Cette situation donnera également un peu plus de répit aux producteurs canadiens, étant donné que les droits préliminaires moyens de 19,88 pour cent ont pris fin samedi dernier. Ainsi, la plupart des scieries n'ont plus qu'à débourser un droit antidumping de 6,87 pour cent pour l'instant.

Jusqu'à présent, cinq producteurs en particulier avaient versé des droits d'entre 9,89 et 30,88 pour cent. Tous les autres devaient payer des droits de 26,75 pour cent.

Une source au sein du gouvernement Trudeau qui n'a pas voulu être nommée a estimé que l'annonce du secrétaire Ross démontrait une «volonté des Américains de conclure une entente avant novembre».

Lorsque questionnée s'il s'agissait de la dernière fenêtre avant que le dossier ne se retrouve devant les tribunaux commerciaux, cette source a répondu: «Nous ne trouvons pas nécessairement que ça soit le cas».

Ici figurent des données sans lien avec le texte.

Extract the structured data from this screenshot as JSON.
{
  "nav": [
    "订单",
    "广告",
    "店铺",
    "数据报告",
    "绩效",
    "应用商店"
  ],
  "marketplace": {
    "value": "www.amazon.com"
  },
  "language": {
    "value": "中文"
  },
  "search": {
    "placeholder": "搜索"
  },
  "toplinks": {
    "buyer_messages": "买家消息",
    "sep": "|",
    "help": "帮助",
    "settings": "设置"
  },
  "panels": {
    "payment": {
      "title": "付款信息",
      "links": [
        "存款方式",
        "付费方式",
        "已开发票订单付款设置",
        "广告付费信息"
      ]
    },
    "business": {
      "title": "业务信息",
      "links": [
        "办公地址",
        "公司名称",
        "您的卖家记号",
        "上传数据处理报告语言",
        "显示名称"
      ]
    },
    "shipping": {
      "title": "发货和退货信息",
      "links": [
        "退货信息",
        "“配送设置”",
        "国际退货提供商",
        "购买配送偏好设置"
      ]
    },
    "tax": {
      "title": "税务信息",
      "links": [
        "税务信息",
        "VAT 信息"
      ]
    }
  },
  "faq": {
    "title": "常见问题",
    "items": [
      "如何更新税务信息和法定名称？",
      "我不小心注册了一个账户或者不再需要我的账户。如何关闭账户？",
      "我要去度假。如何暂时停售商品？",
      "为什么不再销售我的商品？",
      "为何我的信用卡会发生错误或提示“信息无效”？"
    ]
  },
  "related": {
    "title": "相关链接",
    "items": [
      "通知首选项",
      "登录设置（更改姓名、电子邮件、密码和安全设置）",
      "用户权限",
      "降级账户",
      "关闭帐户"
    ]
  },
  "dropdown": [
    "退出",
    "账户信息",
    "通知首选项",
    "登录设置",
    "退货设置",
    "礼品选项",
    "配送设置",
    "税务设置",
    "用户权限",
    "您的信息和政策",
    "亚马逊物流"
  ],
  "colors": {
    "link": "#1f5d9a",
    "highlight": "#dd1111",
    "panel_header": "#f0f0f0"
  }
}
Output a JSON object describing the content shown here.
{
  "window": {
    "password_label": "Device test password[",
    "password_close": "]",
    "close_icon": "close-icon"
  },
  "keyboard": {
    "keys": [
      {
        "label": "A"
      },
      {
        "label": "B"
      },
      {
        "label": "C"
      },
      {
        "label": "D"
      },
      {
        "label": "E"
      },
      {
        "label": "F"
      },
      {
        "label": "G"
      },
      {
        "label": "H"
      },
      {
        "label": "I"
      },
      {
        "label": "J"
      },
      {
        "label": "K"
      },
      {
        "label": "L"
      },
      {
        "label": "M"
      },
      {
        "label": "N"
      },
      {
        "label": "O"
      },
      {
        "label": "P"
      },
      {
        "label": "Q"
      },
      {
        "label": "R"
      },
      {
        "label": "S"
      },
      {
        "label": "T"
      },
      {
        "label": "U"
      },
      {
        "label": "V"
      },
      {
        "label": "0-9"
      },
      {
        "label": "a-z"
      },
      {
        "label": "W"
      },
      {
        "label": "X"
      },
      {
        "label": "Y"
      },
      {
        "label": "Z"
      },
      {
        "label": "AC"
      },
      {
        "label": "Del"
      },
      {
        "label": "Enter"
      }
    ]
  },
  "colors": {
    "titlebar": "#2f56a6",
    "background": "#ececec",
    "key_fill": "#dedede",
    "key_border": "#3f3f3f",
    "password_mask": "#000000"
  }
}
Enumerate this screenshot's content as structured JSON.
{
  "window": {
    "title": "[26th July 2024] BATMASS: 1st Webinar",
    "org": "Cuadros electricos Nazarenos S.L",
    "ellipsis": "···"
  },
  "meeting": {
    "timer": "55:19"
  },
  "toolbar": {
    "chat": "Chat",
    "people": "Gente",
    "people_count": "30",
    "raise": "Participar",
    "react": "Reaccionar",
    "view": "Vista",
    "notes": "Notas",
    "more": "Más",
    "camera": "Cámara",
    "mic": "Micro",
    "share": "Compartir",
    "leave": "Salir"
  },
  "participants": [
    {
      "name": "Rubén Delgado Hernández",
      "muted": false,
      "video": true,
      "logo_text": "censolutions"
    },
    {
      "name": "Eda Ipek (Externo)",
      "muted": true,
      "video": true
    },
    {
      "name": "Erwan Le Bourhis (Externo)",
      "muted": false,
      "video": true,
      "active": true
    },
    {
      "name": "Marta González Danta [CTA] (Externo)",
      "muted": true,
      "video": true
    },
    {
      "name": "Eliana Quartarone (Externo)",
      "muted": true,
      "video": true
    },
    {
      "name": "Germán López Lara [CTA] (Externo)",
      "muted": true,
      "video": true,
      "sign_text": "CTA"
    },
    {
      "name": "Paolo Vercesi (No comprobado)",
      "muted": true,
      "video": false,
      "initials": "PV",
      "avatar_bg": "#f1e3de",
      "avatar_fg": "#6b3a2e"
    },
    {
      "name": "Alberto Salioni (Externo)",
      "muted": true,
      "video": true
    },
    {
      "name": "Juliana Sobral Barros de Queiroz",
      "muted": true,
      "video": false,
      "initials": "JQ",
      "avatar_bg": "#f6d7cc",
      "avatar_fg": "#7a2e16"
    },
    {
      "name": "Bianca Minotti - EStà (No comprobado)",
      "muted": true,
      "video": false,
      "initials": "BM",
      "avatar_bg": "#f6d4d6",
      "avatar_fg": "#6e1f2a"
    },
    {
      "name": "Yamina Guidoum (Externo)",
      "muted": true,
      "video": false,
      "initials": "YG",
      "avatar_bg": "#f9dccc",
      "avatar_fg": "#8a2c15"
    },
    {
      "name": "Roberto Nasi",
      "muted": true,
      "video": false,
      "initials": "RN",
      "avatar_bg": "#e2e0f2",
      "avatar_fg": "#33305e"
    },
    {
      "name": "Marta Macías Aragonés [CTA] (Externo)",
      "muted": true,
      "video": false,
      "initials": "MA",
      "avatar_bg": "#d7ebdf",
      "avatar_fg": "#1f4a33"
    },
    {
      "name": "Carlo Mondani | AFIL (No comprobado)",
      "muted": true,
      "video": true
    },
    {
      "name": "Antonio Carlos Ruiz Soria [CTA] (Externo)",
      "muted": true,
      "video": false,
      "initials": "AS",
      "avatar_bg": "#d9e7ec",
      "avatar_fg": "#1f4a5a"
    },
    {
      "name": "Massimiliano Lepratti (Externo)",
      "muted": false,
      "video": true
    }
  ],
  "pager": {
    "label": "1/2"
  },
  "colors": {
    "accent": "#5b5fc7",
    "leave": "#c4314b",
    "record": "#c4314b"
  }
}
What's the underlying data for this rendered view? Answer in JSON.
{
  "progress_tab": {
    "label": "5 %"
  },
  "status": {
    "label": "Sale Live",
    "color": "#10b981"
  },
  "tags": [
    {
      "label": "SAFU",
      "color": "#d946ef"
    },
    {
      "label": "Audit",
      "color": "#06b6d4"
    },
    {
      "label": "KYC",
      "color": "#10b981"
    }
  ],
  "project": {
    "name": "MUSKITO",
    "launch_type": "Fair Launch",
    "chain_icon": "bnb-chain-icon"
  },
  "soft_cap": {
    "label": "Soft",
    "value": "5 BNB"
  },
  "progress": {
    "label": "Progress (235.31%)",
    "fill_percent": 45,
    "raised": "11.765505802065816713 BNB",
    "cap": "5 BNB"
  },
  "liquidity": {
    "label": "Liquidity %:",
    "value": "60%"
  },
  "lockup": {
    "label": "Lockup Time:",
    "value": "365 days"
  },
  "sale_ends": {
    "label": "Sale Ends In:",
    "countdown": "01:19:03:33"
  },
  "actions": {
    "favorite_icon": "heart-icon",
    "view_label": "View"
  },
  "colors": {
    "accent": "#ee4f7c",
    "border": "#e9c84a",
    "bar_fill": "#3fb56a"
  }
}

Pour l'instant, les pourparlers sur le bois d'oeuvre semblent avoir été relégués au second plan alors que les États-Unis ont initié la renégociation de l'Accord de libre-échange nord-américain (ALÉNA) avec le Canada et le Mexique.

Long processus?

Selon Richard Ouellet, professeur de droit international économique à l'Université Laval, advenant l'imposition de droits compensatoires finaux par Washington sur les exportations de bois canadien, Ottawa se tournerait rapidement vers le système de résolution des différends prévu au chapitre 19 de l'ALÉNA.

Cela ferait en sorte qu'il pourrait s'écouler plusieurs mois, voire des années, avant que le conflit entre les deux pays ne se règle.

Le scénario actuel est toutefois différent des disputes antérieures sur le bois d'oeuvre, croit M. Ouellet, qui estime que les Américains ont intérêt à ce que les choses ne traînent pas trop en longueur.

«La position canadienne est plus solide que par le passé, affirme le professeur. Prenons entre autres l'exemple du Québec, où le régime forestier a été revu. Les prix (du bois) au Québec sont beaucoup plus près de ceux du marché américain.»

La dispute canado-américaine a fait en sorte que la part du marché américain du bois d'oeuvre détenue par le Canada a reculé à 23 pour cent en juillet, selon des rapports gouvernementaux canadiens mensuels.

En comparaison, elle était de 32 pour cent en septembre 2015, avant l'expiration de l'accord sur le bois d'oeuvre conclu en 2006.

Le Canada a livré pour 5,66 milliards $ US de bois d'oeuvre aux États-Unis l'an dernier.

Entre-temps, la demande de bois d'oeuvre aux États-Unis a fait en sorte que ce pays a dû se tourner vers d'autres pays, comme la Russie et l'Allemagne, pour s'approvisionner. Au cours des six premiers mois de l'année, les importations en provenance d'Allemagne ont notamment bondi de 916 pour cent.

Selon le Conference Board du Canada, l'imposition des droits compensatoires à leurs niveaux actuels pourrait coûter aux producteurs canadiens 1,7 milliard $ par année et faire perdre environ 2200 emplois jusqu'à la conclusion d'une entente.